You cannot base your reputation on being the guy who will finally defend the borders and who is strong enough to face down those who hate your nation or hate sensible policies and then give the appearance of weakness on the most fundamental issue of all that defines whether or not you have a meaningful nation. Both in terms of defiance of federal authority and in terms of how much people need to be protected from the insane influx of the Biden years, the demoralisation effect of backing off on this is a much bigger problem than powering on would be (a lesson the Right always gets wrong when faced with hysterical opposition).
The bad guys are emboldened, and the good guys are disappointed.
Interestingly, though, there are growing signs that the police themselves have had enough of Democrat sponsored and backed public disorder and crime, particularly when it targets them or sets them against other officers. In American Liberty on the 3rd February we saw a pushback on anti ICE policies proposed by the Mayor of Seattle:
“The president of the union representing Seattle police said Friday that he will not allow officers to carry out what he described as a ludicrous directive from Democratic Seattle Mayor Katie Wilson involving federal immigration enforcement.
Wilson issued orders directing Seattle police to “investigate, verify, and document” activities carried out by U.S. Immigration and Customs Enforcement (ICE) for potential prosecution, according to Fox 13 Seattle. The directive mirrors similar actions taken by Democratic Mayor Brandon Johnson in Chicago. Seattle Police Officers Guild (SPOG) President Mike Solan responded publicly to the order in a post on X.
“Toothless virtue signaling rhetoric like this has already cost two people their lives,” Solan wrote, referencing the fatal shootings of Alex Pretti and Renee Nicole Good in the Minneapolis–St. Paul area during immigration enforcement operations. “The concept of pitting two armed law enforcement agencies against each other is ludicrous, and will not happen. I will not allow SPOG members to be used as political pawns.”
(Seattle Police Union President Rejects Mayor’s Anti ICE Order, American Liberty).
Two days after those comments, Mike Solan was forced to step down as the head of the Seattle police union, a clear indication of just how serious the effects of not fully confronting Democrat sponsorship of crime has become. The terrible truth is that people like the Mayor of Seattle are borderline domestic terrorists….but they aren’t toothless ones.

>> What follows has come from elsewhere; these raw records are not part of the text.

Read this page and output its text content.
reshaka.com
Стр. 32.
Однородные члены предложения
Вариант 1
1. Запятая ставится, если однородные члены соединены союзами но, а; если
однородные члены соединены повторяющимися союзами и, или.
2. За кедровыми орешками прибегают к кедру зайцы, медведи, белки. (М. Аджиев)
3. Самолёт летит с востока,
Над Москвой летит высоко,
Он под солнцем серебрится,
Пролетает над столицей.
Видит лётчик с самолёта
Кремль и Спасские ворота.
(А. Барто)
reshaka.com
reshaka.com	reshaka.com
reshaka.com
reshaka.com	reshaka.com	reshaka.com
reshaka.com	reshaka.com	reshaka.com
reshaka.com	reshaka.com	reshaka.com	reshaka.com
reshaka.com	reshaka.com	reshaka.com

Police who support the law and other officers are forced to resign by Democrat politicians openly assigning one police agency to work with activists and domestic terrorists against federal immigration officers.
Without borders or laws that Democrats are accountable to, what does it actually mean for a populist Republican to win the Presidency? That’s how crucial this is. Because just as you don’t have a nation without borders, you don’t really have a President if people can incite terrorism against his key policy and get away with it and if good cops can’t even head a Union if they oppose Democrat Governors and Mayors acting in ways that would make a Mafia blush.
This battle is the most important one of all, which threatens to make all the foreign policy triumphs and all the good economic sense somewhat redundant. If you can’t deport criminals and they can incite criminals, if the law can’t be applied by you and can be ignored or even appropriated by them, then no rightwing policy is possible anymore.
And that’s not a broken window. It’s a broken nation.